The United States remains deeply concerned by the continuing deterioration of the situation in Yemen, including the thousands of casualties from the conflict.  Yemen currently is plagued by the world’s worst humanitarian crisis, which has put 20.7 million people in need of humanitarian assistance and led to more than 730,000 suspected cases of cholera. Yemen has the highest number of people at risk of famine and suffering from cholera in the world. These tragic consequences are the result of this tragic conflict, and we remain deeply saddened by the unnecessary loss of life and devastation in the country.

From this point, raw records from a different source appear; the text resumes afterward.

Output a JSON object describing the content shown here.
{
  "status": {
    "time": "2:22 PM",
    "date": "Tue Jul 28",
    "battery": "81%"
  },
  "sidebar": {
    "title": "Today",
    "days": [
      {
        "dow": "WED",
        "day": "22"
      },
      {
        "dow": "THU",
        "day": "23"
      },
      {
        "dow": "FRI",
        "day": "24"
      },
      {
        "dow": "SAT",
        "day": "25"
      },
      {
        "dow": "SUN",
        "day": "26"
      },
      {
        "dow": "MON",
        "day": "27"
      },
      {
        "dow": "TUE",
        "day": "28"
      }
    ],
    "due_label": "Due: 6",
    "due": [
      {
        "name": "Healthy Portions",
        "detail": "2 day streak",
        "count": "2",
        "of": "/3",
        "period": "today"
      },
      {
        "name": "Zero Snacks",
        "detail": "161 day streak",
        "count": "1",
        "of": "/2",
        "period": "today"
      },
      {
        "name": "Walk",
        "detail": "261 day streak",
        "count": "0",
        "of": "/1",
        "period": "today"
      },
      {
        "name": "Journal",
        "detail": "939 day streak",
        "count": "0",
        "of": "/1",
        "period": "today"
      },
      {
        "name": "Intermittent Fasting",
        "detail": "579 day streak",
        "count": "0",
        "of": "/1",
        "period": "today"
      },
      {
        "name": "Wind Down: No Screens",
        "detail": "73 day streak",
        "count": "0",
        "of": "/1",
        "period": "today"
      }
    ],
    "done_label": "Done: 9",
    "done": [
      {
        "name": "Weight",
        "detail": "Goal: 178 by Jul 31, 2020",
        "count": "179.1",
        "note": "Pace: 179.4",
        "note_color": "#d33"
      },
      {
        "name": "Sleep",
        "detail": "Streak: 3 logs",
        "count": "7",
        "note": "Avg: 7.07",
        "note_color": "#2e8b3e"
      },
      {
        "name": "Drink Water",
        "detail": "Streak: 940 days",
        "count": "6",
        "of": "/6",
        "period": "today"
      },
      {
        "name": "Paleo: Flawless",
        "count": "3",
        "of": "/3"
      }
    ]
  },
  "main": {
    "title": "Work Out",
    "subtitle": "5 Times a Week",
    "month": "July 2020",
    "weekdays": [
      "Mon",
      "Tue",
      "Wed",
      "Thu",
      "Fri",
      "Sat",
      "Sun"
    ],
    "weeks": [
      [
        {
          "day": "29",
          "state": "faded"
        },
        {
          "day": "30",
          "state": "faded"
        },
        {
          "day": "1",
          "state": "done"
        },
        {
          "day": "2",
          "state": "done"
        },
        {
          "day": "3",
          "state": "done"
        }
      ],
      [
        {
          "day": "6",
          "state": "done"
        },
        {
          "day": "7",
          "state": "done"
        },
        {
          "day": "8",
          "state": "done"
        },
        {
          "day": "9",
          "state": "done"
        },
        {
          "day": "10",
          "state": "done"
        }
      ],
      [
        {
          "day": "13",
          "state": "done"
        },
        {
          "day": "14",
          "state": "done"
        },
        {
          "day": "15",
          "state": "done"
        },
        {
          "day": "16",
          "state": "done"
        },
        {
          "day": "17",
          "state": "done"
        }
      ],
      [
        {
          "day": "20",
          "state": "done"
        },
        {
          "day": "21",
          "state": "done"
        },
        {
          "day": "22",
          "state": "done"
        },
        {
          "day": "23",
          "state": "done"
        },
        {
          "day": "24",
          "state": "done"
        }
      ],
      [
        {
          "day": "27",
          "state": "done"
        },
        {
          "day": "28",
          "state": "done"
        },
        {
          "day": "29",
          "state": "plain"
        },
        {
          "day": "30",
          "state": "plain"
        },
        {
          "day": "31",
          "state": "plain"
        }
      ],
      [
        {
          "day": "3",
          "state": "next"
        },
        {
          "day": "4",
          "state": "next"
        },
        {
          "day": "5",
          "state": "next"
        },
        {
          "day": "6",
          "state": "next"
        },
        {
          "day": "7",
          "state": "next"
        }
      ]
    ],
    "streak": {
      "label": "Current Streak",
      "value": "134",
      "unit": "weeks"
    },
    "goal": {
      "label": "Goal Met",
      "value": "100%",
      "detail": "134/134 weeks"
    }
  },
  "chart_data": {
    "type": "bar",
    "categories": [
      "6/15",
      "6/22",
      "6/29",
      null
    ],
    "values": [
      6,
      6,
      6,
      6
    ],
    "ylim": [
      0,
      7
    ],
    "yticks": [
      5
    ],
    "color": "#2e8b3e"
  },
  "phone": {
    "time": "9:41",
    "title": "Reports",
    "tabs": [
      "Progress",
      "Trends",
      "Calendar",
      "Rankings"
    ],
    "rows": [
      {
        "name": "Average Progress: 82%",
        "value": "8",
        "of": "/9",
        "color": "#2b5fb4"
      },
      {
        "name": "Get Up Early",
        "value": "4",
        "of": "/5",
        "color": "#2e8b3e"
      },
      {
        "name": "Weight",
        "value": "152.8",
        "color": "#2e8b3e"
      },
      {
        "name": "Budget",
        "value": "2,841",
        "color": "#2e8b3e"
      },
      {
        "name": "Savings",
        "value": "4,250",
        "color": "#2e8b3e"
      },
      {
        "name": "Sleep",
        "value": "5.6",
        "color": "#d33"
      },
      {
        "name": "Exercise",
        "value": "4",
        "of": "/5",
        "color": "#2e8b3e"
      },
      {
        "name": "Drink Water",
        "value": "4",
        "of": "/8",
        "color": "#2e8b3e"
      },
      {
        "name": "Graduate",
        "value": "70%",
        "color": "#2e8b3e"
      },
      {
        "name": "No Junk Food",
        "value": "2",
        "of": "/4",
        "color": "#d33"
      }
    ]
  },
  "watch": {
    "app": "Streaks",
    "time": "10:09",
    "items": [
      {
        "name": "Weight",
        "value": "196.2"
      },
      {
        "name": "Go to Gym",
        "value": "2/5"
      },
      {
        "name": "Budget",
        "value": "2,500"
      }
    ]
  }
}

We call on all sides to take all feasible measures to protect civilians. The United States is hopeful the Group of Eminent International and Regional Experts will bring a balanced approach to help shape the behavior of those engaged in this conflict on the ground. We strongly urge all parties to allow unhindered access for commercial supplies and humanitarian aid, including food, fuel, and medicine. We condemn any unlawful use of child soldiers, and we share concerns about detainees and missing persons.

With respect to the resolution’s references to human rights law and international humanitarian law, and also the reference to recruitment and use of children, we wish to reiterate that all parties in Yemen are responsible for respecting their applicable international obligations and commitments in the conflict, including their obligations under international humanitarian law and international human rights law, as applicable.

Even as we attempt to address the harmful impacts of this conflict, we continue to underscore the importance of a lasting and comprehensive political settlement that ends the conflict. We urge all parties to work closely with the UN Envoy towards this end and to abide by all Security Council resolutions on Yemen.